= Edith MacGregor Rome =

British nurse and administrator

Edith Sheriff MacGregor Rome, RRC (1870 – 6 June 1938) was a British nursing matron and administrator. She served as president of the Royal College of Nursing from 1933 to 1934, and again from 1937 to 1938.

== Early life ==
Edith Sheriff MacGregor was born in Glasgow in 1870. She was the daughter of George Sheriff-MacGregor of Glengyle. She was educated in Glasgow and Germany.

== Career and marriage ==
Rome was trained at Westminster Hospital from 1894 to 1898, and joined the College of Nursing in its foundation year 1916 as member 998. She registered with the General Nursing Council in 1921 as one of its first members, number 164.

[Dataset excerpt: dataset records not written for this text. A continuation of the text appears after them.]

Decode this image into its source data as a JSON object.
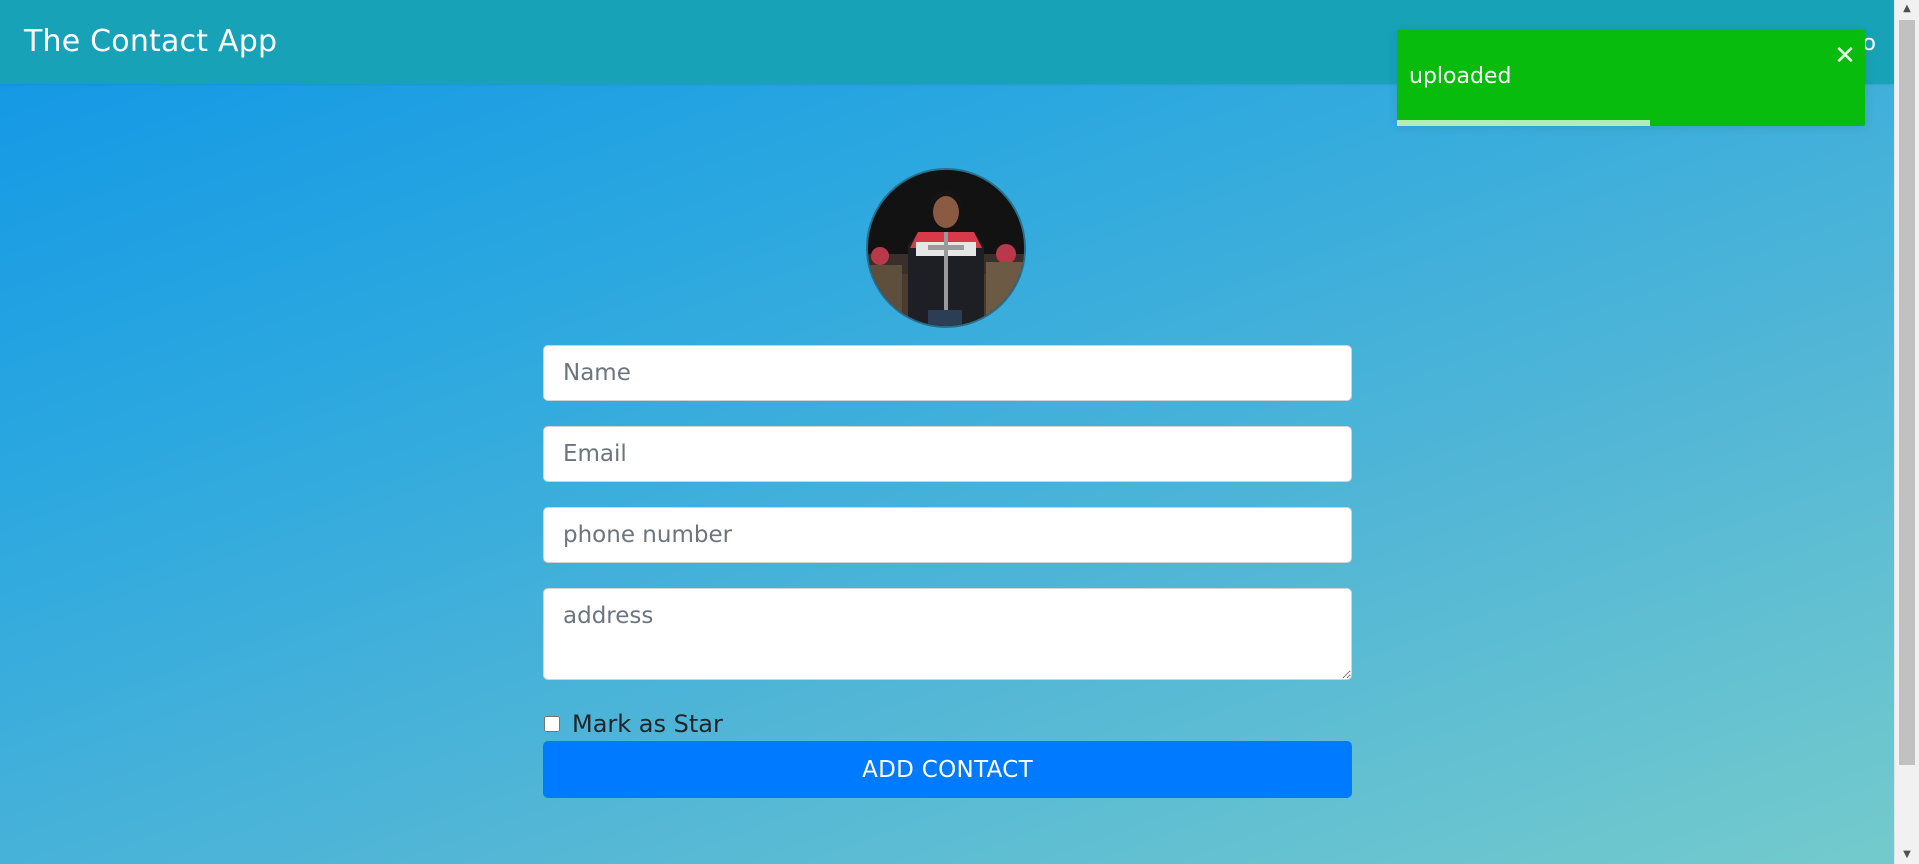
{
  "navbar": {
    "brand": "The Contact App",
    "right_text": "o"
  },
  "form": {
    "avatar_alt": "contact photo",
    "name_placeholder": "Name",
    "name_value": "",
    "email_placeholder": "Email",
    "email_value": "",
    "phone_placeholder": "phone number",
    "phone_value": "",
    "address_placeholder": "address",
    "address_value": "",
    "star_label": "Mark as Star",
    "star_checked": false,
    "submit_label": "ADD CONTACT"
  },
  "toast": {
    "message": "uploaded",
    "close_icon": "close-icon",
    "progress": 0.54,
    "color": "#07bc0c"
  },
  "colors": {
    "navbar": "#18a2b8",
    "primary_button": "#007bff"
  }
}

Rome later served as assistant matron of the Warneford Hospital, Leamington and as matron of the Paddington Green Children's Hospital. During the First World War, she led a nursing unit of the British Red Cross Society into Romania in 1916, and then onwards in 1918 to Russia and Serbia with Lady Muriel Paget's unit. Rome was a member of staff for the College of Nursing from 1920 to 1930 as the first secretary of the Student Nurses' Association, until leaving to get married in 1930.

She married Colonel GPM Rome of Knockbay, Campbeltown, Argyllshire, becoming known as Edith MacGregor Rome. She succeeded Sarah Swift as matron-in-chief of the British Red Cross Society before going on to serve two terms as president of the Royal College of Nursing, from 1933–1934 and from 1937 to 1938.

== Honours ==
For her service in the First World War, Rome was awarded the following honours:

- Royal Red Cross, 1st Class (UK)
- Order of Regina Maria, 1st Class (Rumania)
- Order of Saint Anna (Russia)

== Death ==
Rome died on 6 June 1938. Her funeral was held at the Southampton Crematorium on 13 June and a memorial service was held in the chapel.